Practice Areas

Tax

For many of us in the tax profession, a new year usually means the prospect of new tax laws. The Tax Reform Act of 1986 reversed a long-standing trend of federal income taxes of corporations being significantly lower than those of individuals. In addition, the treatment of ordinary income and capital gains changed such that it no longer mattered whether a business owner received long-term capital gains or dividends. Finally, the 1986 Act introduced the concepts of passive activities, portfolio income and other structural overhauls to make tax law “simpler” and, therefore, “fairer” to taxpayers.

The traditional C corporation that permitted income tax deferral of business profits to the extent of the previous income tax differential was replaced by the objective of avoiding a layer of tax with pass-through entities. The result was that many corporations attempted to transform themselves into pass-through entities, such as publicly traded partnerships, and Congress was quick to act with the Revenue Act of 1987 to categorize these partnerships as taxable like corporations. Since then, there have been nearly a dozen major modifications amending the 1986 Act in an attempt at simpler and fairer. The reality is that there are many tax traps out there, unintended consequences and the necessity for extensive tax planning and complicated tax provisions to keep pace with the speed of these changes.

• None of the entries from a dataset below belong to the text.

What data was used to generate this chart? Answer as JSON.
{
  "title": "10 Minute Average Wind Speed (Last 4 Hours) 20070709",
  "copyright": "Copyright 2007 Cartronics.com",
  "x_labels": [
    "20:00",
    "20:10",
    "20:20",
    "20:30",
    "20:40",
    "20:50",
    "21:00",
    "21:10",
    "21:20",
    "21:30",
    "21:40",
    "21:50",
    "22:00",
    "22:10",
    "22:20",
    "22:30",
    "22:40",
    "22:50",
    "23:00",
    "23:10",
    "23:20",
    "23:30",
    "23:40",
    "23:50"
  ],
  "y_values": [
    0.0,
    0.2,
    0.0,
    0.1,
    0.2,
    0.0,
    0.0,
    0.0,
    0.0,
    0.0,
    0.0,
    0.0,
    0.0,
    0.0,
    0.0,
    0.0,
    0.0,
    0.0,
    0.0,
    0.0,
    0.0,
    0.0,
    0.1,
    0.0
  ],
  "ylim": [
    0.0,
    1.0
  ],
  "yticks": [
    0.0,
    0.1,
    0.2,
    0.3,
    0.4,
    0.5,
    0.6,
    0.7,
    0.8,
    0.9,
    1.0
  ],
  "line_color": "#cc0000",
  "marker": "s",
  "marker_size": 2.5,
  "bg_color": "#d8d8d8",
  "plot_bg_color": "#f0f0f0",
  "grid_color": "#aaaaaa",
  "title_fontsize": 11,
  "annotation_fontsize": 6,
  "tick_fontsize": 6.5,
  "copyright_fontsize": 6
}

Choice of Entity           
When comparing the types of entities, the following factors need to be included in the discussion: (i) what are the federal income tax consequences between the various entities (e.g. entity level of tax versus pass-through and types of pass-throughs); (ii) tax treatment for the owners, including whether pro-rata distributions as opposed to special allocations are appropriate; (iii) FICA, FUTA and self-employment tax issues; (iv) retirement options with tax-free deferral and/or growth; (v) state-to-state income, franchise and other entity level taxes; (vi) type of income being generated and potential ramifications to the entity and/or owners; (vii) ability to use income, gain, loss and deductions; and (viii) a variety of other tax planning opportunities (e.g. family businesses and the relationship between the generations). In short, the form of entity is not dispositive of the ultimate tax treatment at the federal and state level; this necessitates the trained professional to work through these issues with clients so that the risk of managing through the minefield of tax traps can be mitigated. Given the ever changing nature of tax law, the tax lawyer’s role in establishing the entity and its operation is just the beginning.

Legal Representation
The regulatory nature of tax law is administered at the federal level by the Department of the Treasury and its enforcement arm, the Internal Revenue Service, and each state has its own agency or agencies administering its tax law; here in Connecticut it is the Department of Revenue Services. Reid and Riege regularly represents clients before the IRS and DRS on audits, and has the capabilities to take any matter through the administrative appeals process, up through the U.S. Tax Court, and through the Federal Court system. Reid and Riege lawyers have produced successful results for its clients in all these forums. In addition, we are often called upon to seek “informal” guidance from the IRS through the issuance of Private Letter Rulings in those instances where the law is ambiguous. Finally, through the issuance of a Power of Attorney, we are able to step in and represent clients’ and their tax positions with the protection of the attorney-client privilege.

Tax Classification, Reporting and Filing
The question of how an entity (and its owners) would be taxed was actually “simplified” by the introduction of the “check-the-box” rules that introduced an elective regime. Accordingly, a single owner venture would, without an election, default into a disregarded entity and be taxed as a sole proprietorship. In the alternative, the single owner could elect that the venture become a taxable entity as an unincorporated association taxable as a corporation (that corporation could then make an S election). When two or more owners of an unincorporated entity venture together the default classification would call for partnership treatment. The entity could also elect to be treated as an association taxable as a corporation that still exists in our flow-through world; for example: when a multi-member limited liability company is doing business in all 50 states that may require the filing of non-resident returns for all those “partners” at the state level. An incorporated entity was taxable at the entity level and then a second time upon a distribution to its shareholders. Incorporated entities could file an S election in order to bypass the double-layer of tax.

Reid and Riege works with clients’ other professionals with respect to such decisions as tax elections, choice of taxable years, tax accounting, special allocations, choices of methods of accounting, alternative minimum tax, estimated tax payments and tax return filing requirements.

Conclusion   
The Tax Group’s largest client is the firm itself. The Group works with business lawyers on issues of choices of entities, formation and operation, as well as taxable and/or tax-free transactions. We are intimately involved with decisions involving capitalization, working with commercial and transactional lawyers in structuring and determining levels of equity, debt and various hybrids. Tax issues are found in issues involving employment law and general corporate matters. Finally, the Tax Group is also called upon to work outside the Business Law Practice Area with respect to issues of pensions and profit sharing arrangements, trusts and estates, personal wealth planning, real estate transactions and financing, litigation and settlement agreements, health care and nonprofit law.